Critical Responses | Informative Summaries | Works Cited

"Complicating the Tourist Gaze: Literacy and the Internet as Catalysts for Articulating a Postcolonial Palauan Identity"
  by Karla Saari Kitalong and Tino Kitalong

As with many of the chapters in this text, Kitalong and Kitalong directly state their structure and topic:

In this chapter, we discuss a number of Internet sites created by and for Palauans to illustrate some mostly modest and tentative – but occasionally aggressive – ways that Palauans have been using the Internet to begin to articulate a postcolonial identity and to reshape the literacies they have acquired through a century or more of colonial rule. [. . .] In the remainder of this chapter, we illustrate three of the strategies employed by Palauan Web developers to create culturally coherent self-representations that contribute to the construction of a postcolonial Palauan identity and help to moderate the aggressive yet insufficient tourist gaze that dominates the Web.
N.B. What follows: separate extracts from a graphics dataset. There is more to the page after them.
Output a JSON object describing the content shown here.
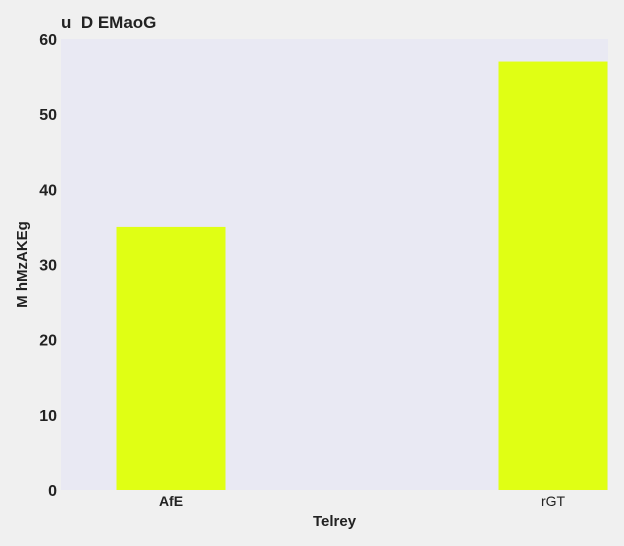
{
  "chart_data": {
    "type": "bar",
    "title": "u  D EMaoG",
    "xlabel": "Telrey",
    "ylabel": "M hMzAKEg",
    "categories": [
      "AfE",
      "rGT"
    ],
    "category_bold": [
      true,
      false
    ],
    "values": [
      35,
      57
    ],
    "ylim": [
      0,
      60
    ],
    "yticks": [
      0,
      10,
      20,
      30,
      40,
      50,
      60
    ],
    "grid": false,
    "colors": {
      "bar": "#e0ff14",
      "plot_background": "#e9e9f3",
      "page_background": "#f0f0f0",
      "text": "#222222"
    }
  }
}
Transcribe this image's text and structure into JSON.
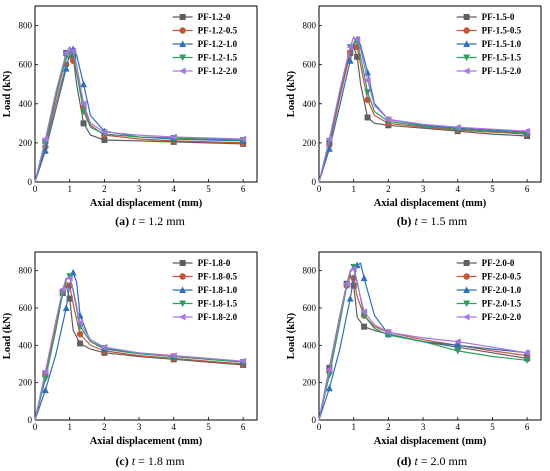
{
  "colors": {
    "series": [
      "#5f5f5f",
      "#c4553a",
      "#2d6fb8",
      "#2e9e5a",
      "#a777e0"
    ],
    "markers": [
      "square",
      "circle",
      "triangle-up",
      "triangle-down",
      "triangle-left"
    ]
  },
  "chart_data": [
    {
      "type": "line",
      "xlabel": "Axial displacement (mm)",
      "ylabel": "Load (kN)",
      "xlim": [
        0,
        6.4
      ],
      "ylim": [
        0,
        900
      ],
      "xticks": [
        "0",
        "1",
        "2",
        "3",
        "4",
        "5",
        "6"
      ],
      "yticks": [
        "0",
        "200",
        "400",
        "600",
        "800"
      ],
      "legend_position": "top-right",
      "caption": {
        "prefix": "(a) ",
        "var": "t",
        "suffix": " = 1.2 mm"
      },
      "series": [
        {
          "name": "PF-1.2-0",
          "x": [
            0,
            0.3,
            0.6,
            0.9,
            1.0,
            1.1,
            1.2,
            1.4,
            1.6,
            2.0,
            3,
            4,
            5,
            6
          ],
          "y": [
            0,
            210,
            440,
            660,
            690,
            640,
            500,
            300,
            240,
            215,
            210,
            205,
            200,
            195
          ]
        },
        {
          "name": "PF-1.2-0.5",
          "x": [
            0,
            0.3,
            0.6,
            0.9,
            1.0,
            1.1,
            1.2,
            1.4,
            1.6,
            2.0,
            3,
            4,
            5,
            6
          ],
          "y": [
            0,
            180,
            400,
            600,
            640,
            620,
            560,
            380,
            290,
            240,
            220,
            210,
            205,
            200
          ]
        },
        {
          "name": "PF-1.2-1.0",
          "x": [
            0,
            0.3,
            0.6,
            0.9,
            1.0,
            1.1,
            1.2,
            1.4,
            1.6,
            2.0,
            3,
            4,
            5,
            6
          ],
          "y": [
            0,
            160,
            370,
            580,
            660,
            680,
            650,
            500,
            340,
            260,
            230,
            220,
            215,
            210
          ]
        },
        {
          "name": "PF-1.2-1.5",
          "x": [
            0,
            0.3,
            0.6,
            0.9,
            1.0,
            1.1,
            1.2,
            1.4,
            1.6,
            2.0,
            3,
            4,
            5,
            6
          ],
          "y": [
            0,
            200,
            430,
            640,
            670,
            650,
            560,
            360,
            280,
            245,
            230,
            225,
            220,
            215
          ]
        },
        {
          "name": "PF-1.2-2.0",
          "x": [
            0,
            0.3,
            0.6,
            0.9,
            1.0,
            1.1,
            1.2,
            1.4,
            1.6,
            2.0,
            3,
            4,
            5,
            6
          ],
          "y": [
            0,
            220,
            460,
            660,
            690,
            670,
            600,
            400,
            300,
            255,
            240,
            230,
            225,
            220
          ]
        }
      ]
    },
    {
      "type": "line",
      "xlabel": "Axial displacement (mm)",
      "ylabel": "Load (kN)",
      "xlim": [
        0,
        6.4
      ],
      "ylim": [
        0,
        900
      ],
      "xticks": [
        "0",
        "1",
        "2",
        "3",
        "4",
        "5",
        "6"
      ],
      "yticks": [
        "0",
        "200",
        "400",
        "600",
        "800"
      ],
      "legend_position": "top-right",
      "caption": {
        "prefix": "(b) ",
        "var": "t",
        "suffix": " = 1.5 mm"
      },
      "series": [
        {
          "name": "PF-1.5-0",
          "x": [
            0,
            0.3,
            0.6,
            0.9,
            1.0,
            1.1,
            1.2,
            1.4,
            1.6,
            2.0,
            3,
            4,
            5,
            6
          ],
          "y": [
            0,
            200,
            450,
            660,
            690,
            640,
            500,
            330,
            300,
            290,
            275,
            260,
            245,
            235
          ]
        },
        {
          "name": "PF-1.5-0.5",
          "x": [
            0,
            0.3,
            0.6,
            0.9,
            1.0,
            1.1,
            1.2,
            1.4,
            1.6,
            2.0,
            3,
            4,
            5,
            6
          ],
          "y": [
            0,
            190,
            430,
            660,
            710,
            690,
            600,
            420,
            340,
            300,
            280,
            265,
            255,
            245
          ]
        },
        {
          "name": "PF-1.5-1.0",
          "x": [
            0,
            0.3,
            0.6,
            0.9,
            1.0,
            1.1,
            1.2,
            1.4,
            1.6,
            2.0,
            3,
            4,
            5,
            6
          ],
          "y": [
            0,
            170,
            390,
            620,
            700,
            730,
            700,
            560,
            400,
            320,
            290,
            275,
            265,
            255
          ]
        },
        {
          "name": "PF-1.5-1.5",
          "x": [
            0,
            0.3,
            0.6,
            0.9,
            1.0,
            1.1,
            1.2,
            1.4,
            1.6,
            2.0,
            3,
            4,
            5,
            6
          ],
          "y": [
            0,
            210,
            460,
            690,
            740,
            720,
            640,
            460,
            360,
            310,
            285,
            270,
            260,
            250
          ]
        },
        {
          "name": "PF-1.5-2.0",
          "x": [
            0,
            0.3,
            0.6,
            0.9,
            1.0,
            1.1,
            1.2,
            1.4,
            1.6,
            2.0,
            3,
            4,
            5,
            6
          ],
          "y": [
            0,
            220,
            470,
            690,
            740,
            730,
            680,
            520,
            390,
            320,
            295,
            280,
            270,
            260
          ]
        }
      ]
    },
    {
      "type": "line",
      "xlabel": "Axial displacement (mm)",
      "ylabel": "Load (kN)",
      "xlim": [
        0,
        6.4
      ],
      "ylim": [
        0,
        900
      ],
      "xticks": [
        "0",
        "1",
        "2",
        "3",
        "4",
        "5",
        "6"
      ],
      "yticks": [
        "0",
        "200",
        "400",
        "600",
        "800"
      ],
      "legend_position": "top-right",
      "caption": {
        "prefix": "(c) ",
        "var": "t",
        "suffix": " = 1.8 mm"
      },
      "series": [
        {
          "name": "PF-1.8-0",
          "x": [
            0,
            0.3,
            0.6,
            0.8,
            0.9,
            1.0,
            1.1,
            1.3,
            1.6,
            2.0,
            3,
            4,
            5,
            6
          ],
          "y": [
            0,
            250,
            520,
            680,
            720,
            650,
            480,
            410,
            380,
            360,
            340,
            325,
            310,
            295
          ]
        },
        {
          "name": "PF-1.8-0.5",
          "x": [
            0,
            0.3,
            0.6,
            0.8,
            0.9,
            1.0,
            1.1,
            1.3,
            1.6,
            2.0,
            3,
            4,
            5,
            6
          ],
          "y": [
            0,
            240,
            510,
            690,
            740,
            720,
            620,
            460,
            400,
            370,
            345,
            330,
            315,
            300
          ]
        },
        {
          "name": "PF-1.8-1.0",
          "x": [
            0,
            0.3,
            0.6,
            0.9,
            1.0,
            1.1,
            1.2,
            1.3,
            1.6,
            2.0,
            3,
            4,
            5,
            6
          ],
          "y": [
            0,
            160,
            350,
            600,
            720,
            790,
            740,
            560,
            420,
            380,
            355,
            340,
            325,
            310
          ]
        },
        {
          "name": "PF-1.8-1.5",
          "x": [
            0,
            0.3,
            0.6,
            0.8,
            0.9,
            1.0,
            1.1,
            1.3,
            1.6,
            2.0,
            3,
            4,
            5,
            6
          ],
          "y": [
            0,
            220,
            480,
            680,
            750,
            770,
            690,
            500,
            420,
            385,
            355,
            340,
            325,
            310
          ]
        },
        {
          "name": "PF-1.8-2.0",
          "x": [
            0,
            0.3,
            0.6,
            0.8,
            0.9,
            1.0,
            1.1,
            1.3,
            1.6,
            2.0,
            3,
            4,
            5,
            6
          ],
          "y": [
            0,
            260,
            530,
            700,
            760,
            760,
            700,
            520,
            430,
            390,
            360,
            345,
            330,
            315
          ]
        }
      ]
    },
    {
      "type": "line",
      "xlabel": "Axial displacement (mm)",
      "ylabel": "Load (kN)",
      "xlim": [
        0,
        6.4
      ],
      "ylim": [
        0,
        900
      ],
      "xticks": [
        "0",
        "1",
        "2",
        "3",
        "4",
        "5",
        "6"
      ],
      "yticks": [
        "0",
        "200",
        "400",
        "600",
        "800"
      ],
      "legend_position": "top-right",
      "caption": {
        "prefix": "(d) ",
        "var": "t",
        "suffix": " = 2.0 mm"
      },
      "series": [
        {
          "name": "PF-2.0-0",
          "x": [
            0,
            0.3,
            0.6,
            0.8,
            0.9,
            1.0,
            1.1,
            1.3,
            1.6,
            2.0,
            3,
            4,
            5,
            6
          ],
          "y": [
            0,
            280,
            560,
            730,
            780,
            720,
            550,
            500,
            480,
            460,
            420,
            390,
            360,
            330
          ]
        },
        {
          "name": "PF-2.0-0.5",
          "x": [
            0,
            0.3,
            0.6,
            0.8,
            0.9,
            1.0,
            1.1,
            1.3,
            1.6,
            2.0,
            3,
            4,
            5,
            6
          ],
          "y": [
            0,
            260,
            540,
            720,
            770,
            760,
            660,
            560,
            500,
            470,
            430,
            400,
            370,
            345
          ]
        },
        {
          "name": "PF-2.0-1.0",
          "x": [
            0,
            0.3,
            0.6,
            0.9,
            1.0,
            1.1,
            1.2,
            1.3,
            1.6,
            2.0,
            3,
            4,
            5,
            6
          ],
          "y": [
            0,
            170,
            380,
            650,
            760,
            830,
            840,
            760,
            560,
            460,
            420,
            400,
            380,
            360
          ]
        },
        {
          "name": "PF-2.0-1.5",
          "x": [
            0,
            0.3,
            0.6,
            0.8,
            0.9,
            1.0,
            1.1,
            1.3,
            1.6,
            2.0,
            3,
            4,
            5,
            6
          ],
          "y": [
            0,
            240,
            520,
            720,
            790,
            820,
            740,
            560,
            490,
            455,
            420,
            370,
            340,
            320
          ]
        },
        {
          "name": "PF-2.0-2.0",
          "x": [
            0,
            0.3,
            0.6,
            0.8,
            0.9,
            1.0,
            1.1,
            1.3,
            1.6,
            2.0,
            3,
            4,
            5,
            6
          ],
          "y": [
            0,
            270,
            550,
            730,
            800,
            810,
            730,
            580,
            510,
            470,
            440,
            420,
            390,
            360
          ]
        }
      ]
    }
  ]
}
The strategies include community building, cultural pedagogy, and social action. (97, 101)
Kitalong and Kitalong’s argument begins with an analysis of two Palauan Web sites, both of which “provide a significant Palauan-created and -sustained counterforce to the ‘tourist gaze’ that prevails on the Web;” these and other Web sites also “enable Palauans – whether or not they live in Palau – to build community, teach and learn about their cultural heritage, and engage in important social action” (96).  These four features of Palauan Web sites – deflecting the tourist gaze, building community, teaching and learning about their culture, and engaging in social action – are also exhibited through the Web literacy practices of Palauan's email exchanges. Particularly salient are the online literacy practices used to build community:
by slyly inserting cultural commentary meant only to be noticed or understood by insiders, by signaling their affinity with other islanders, and by including electronic mechanisms designed to bring wired Palauans together. In so doing, these early Palauan Web developers forge, for the first time in a century, important new alliances that don’t require the blessing of a colonial power.  In the process of community building, they simultaneously educate themselves and others about Palau and its neighboring islands. (104)
These Palauan Web pages also mitigate the tourist gaze because, by
taking charge of their own Internet representations, some of the newly independent Palauans have begun actively to rearticulate individual and national identities; renew key cultural values; and clarify and strengthen Palau’s global position as an independent entity decoupled from the US. (109)
As such, the community building online has enabled Palauan's to refashion their identity.  Yet these benefits on online literacy for Palauan's are offset by the “less self-evident” yet “potential dangers” posed by the Internet to “Palauans’ salient cultural values,” particularly the prevalence of pornography on the Internet (109). Nevertheless, Kitalong and Kitalong’s article effectively demonstrates “how some Palauans have begun to use literacy practices gained through a century of colonial rule to begin to articulate a postcolonial Palauan cultural identity” (110).